Царевич как бы смущенно хихикает, словно извиняясь перед нами, убогими, за свое непомерное счастье.

- После работы пришла, думала, посплю часик и буду доклад делать. В пятницу уже Марине Владимировне сдавать... Просыпаюсь - уже восемь. Забила, в общем, я на этот доклад... - снова извиняющееся хихиканье. - Все равно послезавтра Леша приезжает...

Она делает паузу, чтобы мы смогли до конца осознать весь масштаб ожидаемого события. Вкрадчиво улыбается.

- Сегодня мне написал, что его повысили. Не знаю, у них там какая-то своя система, но я так поняла, он теперь главный у них в отделе... Вот... Опять сегодня стольник мне на счет положил - я же ему намекала, что с деньгами щас пока туго. А спать легла - телефона-то не слышу. Просыпаюсь: тринадцать непринятых вызовов, представляете? Звоню - он трубку бросает, перезванивает, чтоб я деньги не тратила. «Ты что, я тут с ума схожу...» -Царевич, как всегда, льется неудержимым сверкающим потоком.

Мои, в кровь содравшие ноги на дорогах любви, молча курят.

- Кстати, Надь, зайдешь ко мне, я тебе фотки покажу с помолвки.

Надя, вечная жертва Царевичевых излияний, кисло улыбается. Шашкина яростно тушит окурок об пол.

- Потом как-нибудь, Оль. Мы сейчас гулять собираемся.

- А-а... - Царевич понимающе усмехается. - С кем на этот раз?

- Да с этими опять, - нехотя начинает Надя, но Шашкина вдруг врывается:

- У которых «Опель-Вектра». У одного там своя фирма. Он меня к себе приглашает офис-менеджером. Ну я еще подумаю, конечно. Не жирно ли ему будет. Офис-менеджера с филологическим образованием. А второй -мажорик - к Наде. Обещал сегодня привезти ей двадцать одну розу, - Надины глаза, и без того огромные, расширяются от радостного изумления. - Че, Надь, пошли собираться. А то приедут, всю общагу разнесут, пока ты там в душе плескаешься... О, опять звонят. Госссподи, ну что ж не успокоитесь-то никак? Аллоу... Привет, привет. Нормально. Сидим вот с Надей, скучаем, да...

- Ну ладно, - понимающе-снисходительно ухмыляется Царевич, - я пойду.

И уплывает обратно в свою сказочную даль.

- Ладно, Ань, я перезвоню потом, давай пока, - сразу меняя тон, сворачивает разговор Шашкина. - Ага, все, давай, до скорого...

Надя мгновенно сникает и натягивает платье на колени.

- Политех так и не звонил? - помолчав, спрашивает она.

- Какой там! - Шашкина, сдвинув брови, утыкается в телефон. - Молчат, твари.

- Да-а... - Сияющий «Опель-Вектра», овеянный розовыми лепестками, все еще реет перед Надиными глазами. - Еще один пустой вечер. Может, хоть Пашину позвоним? Хотя бы просто пива попить на лавочке, я не хочу дома сидеть.

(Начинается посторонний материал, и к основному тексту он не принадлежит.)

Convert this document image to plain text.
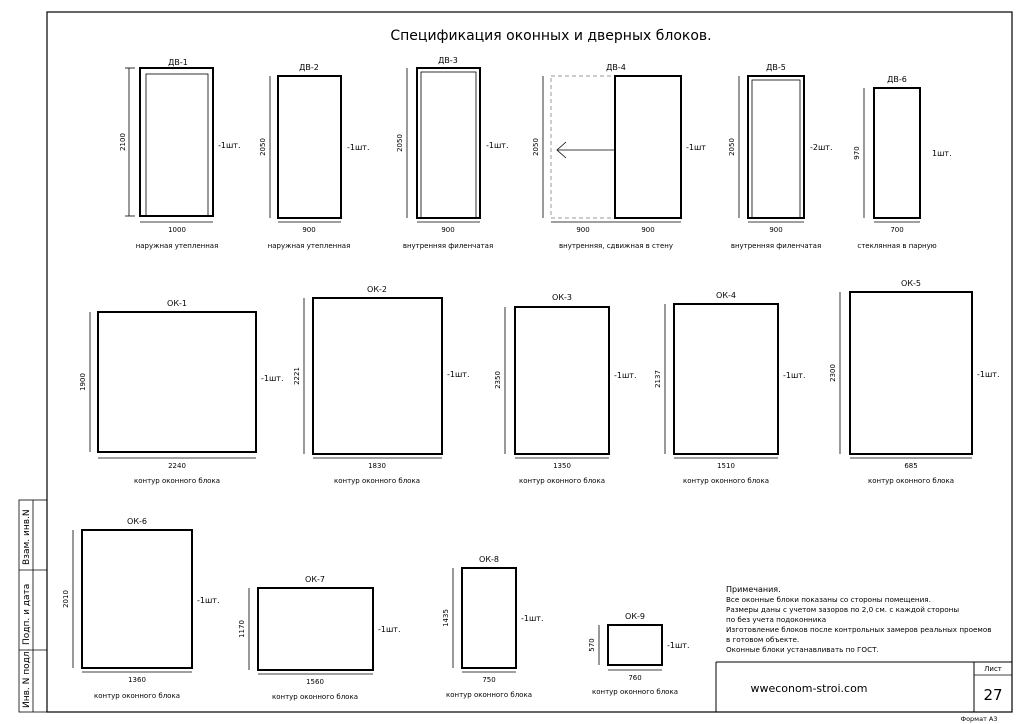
Взам. инв.N
Подп. и дата
Инв. N подл.
Спецификация оконных и дверных блоков.
ДВ-1
2100
1000
-1шт.
наружная утепленная
ДВ-2
2050
900
-1шт.
наружная утепленная
ДВ-3
2050
900
-1шт.
внутренняя филенчатая
ДВ-4
2050
900	900
-1шт
внутренняя, сдвижная в стену
ДВ-5
2050
900
-2шт.
внутренняя филенчатая
ДВ-6
970
700
1шт.
стеклянная в парную
ОК-1
1900
2240
-1шт.
контур оконного блока
ОК-2
2221
1830
-1шт.
контур оконного блока
ОК-3
2350
1350
-1шт.
контур оконного блока
ОК-4
2137
1510
-1шт.
контур оконного блока
ОК-5
2300
685
-1шт.
контур оконного блока
ОК-6
2010
1360
-1шт.
контур оконного блока
ОК-7
1170
1560
-1шт.
контур оконного блока
ОК-8
1435
750
-1шт.
контур оконного блока
ОК-9
570
760
-1шт.
контур оконного блока
Примечания.
Все оконные блоки показаны со стороны помещения.
Размеры даны с учетом зазоров по 2,0 см. с каждой стороны
по без учета подоконника
Изготовление блоков после контрольных замеров реальных проемов
в готовом объекте.
Оконные блоки устанавливать по ГОСТ.
Лист
27
wweconom-stroi.com
Формат А3
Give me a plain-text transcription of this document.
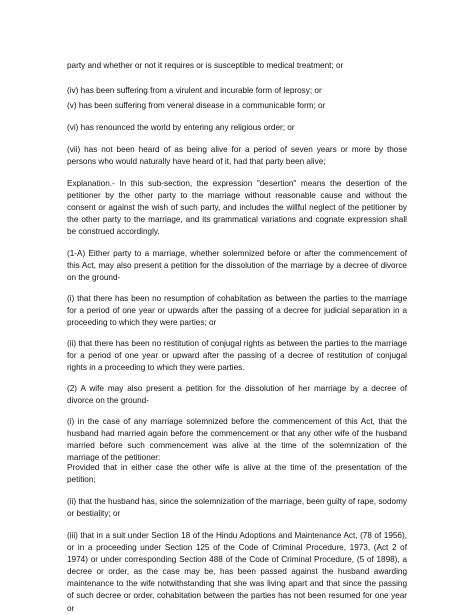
party and whether or not it requires or is susceptible to medical treatment; or

(iv) has been suffering from a virulent and incurable form of leprosy; or

(v) has been suffering from veneral disease in a communicable form; or

(vi) has renounced the world by entering any religious order; or

(vii) has not been heard of as being alive for a period of seven years or more by those persons who would naturally have heard of it, had that party been alive;

Explanation.- In this sub-section, the expression "desertion" means the desertion of the petitioner by the other party to the marriage without reasonable cause and without the consent or against the wish of such party, and includes the willful neglect of the petitioner by the other party to the marriage, and its grammatical variations and cognate expression shall be construed accordingly.

(1-A) Either party to a marriage, whether solemnized before or after the commencement of this Act, may also present a petition for the dissolution of the marriage by a decree of divorce on the ground-

(i) that there has been no resumption of cohabitation as between the parties to the marriage for a period of one year or upwards after the passing of a decree for judicial separation in a proceeding to which they were parties; or

(ii) that there has been no restitution of conjugal rights as between the parties to the marriage for a period of one year or upward after the passing of a decree of restitution of conjugal rights in a proceeding to which they were parties.

(2) A wife may also present a petition for the dissolution of her marriage by a decree of divorce on the ground-

(i) in the case of any marriage solemnized before the commencement of this Act, that the husband had married again before the commencement or that any other wife of the husband married before such commencement was alive at the time of the solemnization of the marriage of the petitioner:

Provided that in either case the other wife is alive at the time of the presentation of the petition;

(ii) that the husband has, since the solemnization of the marriage, been guilty of rape, sodomy or bestiality; or

(iii) that in a suit under Section 18 of the Hindu Adoptions and Maintenance Act, (78 of 1956), or in a proceeding under Section 125 of the Code of Criminal Procedure, 1973, (Act 2 of 1974) or under corresponding Section 488 of the Code of Criminal Procedure, (5 of 1898), a decree or order, as the case may be, has been passed against the husband awarding maintenance to the wife notwithstanding that she was living apart and that since the passing of such decree or order, cohabitation between the parties has not been resumed for one year or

- Ну да. Только пиво самим покупать придется. Забыла, как в прошлый раз?..

- Н-да... Дожили. Сами пиво мужикам покупаем... Пипец...

Минуту мы сидим молча, слушая, как под окнами кто-то привычно выкликает с характерным акцентом: «Му-са! Муса!» Общага живет своей вечерней жизнью: шумит вода в душе, на общей кухне что-то скворчит и дымится и кто-то терзает гитару. В сумрачных коридорах открываются двери, из них проливается свет, и музыка, и голоса, выходят на ночную охоту девчонки в полном обмундировании, надухаренные, раскрашенные. В темных пролетах курят пацаны в семейных трусах, обнимаются парочки. За стенкой кто-то вопит: «Я тебе сказала: не трогай мои вещи, крыса!»

На балконе под нами, кажется, торчит Андрюша и матерится яростно, как матерятся только малолетки. Судя по всему, разговаривает по телефону, потому что собеседника не слышно. Смешно: когда-то я бы многое дала за такую вот возможность видеть его каждый день. Просто видеть. Здороваться, проходя мимо. Так хотелось узнать его, разгадать. Теперь мы живем на одном этаже, он мозолит мне глаза целыми днями. И он мне не нужен. Хотя я по-прежнему о нем почти ничего не знаю.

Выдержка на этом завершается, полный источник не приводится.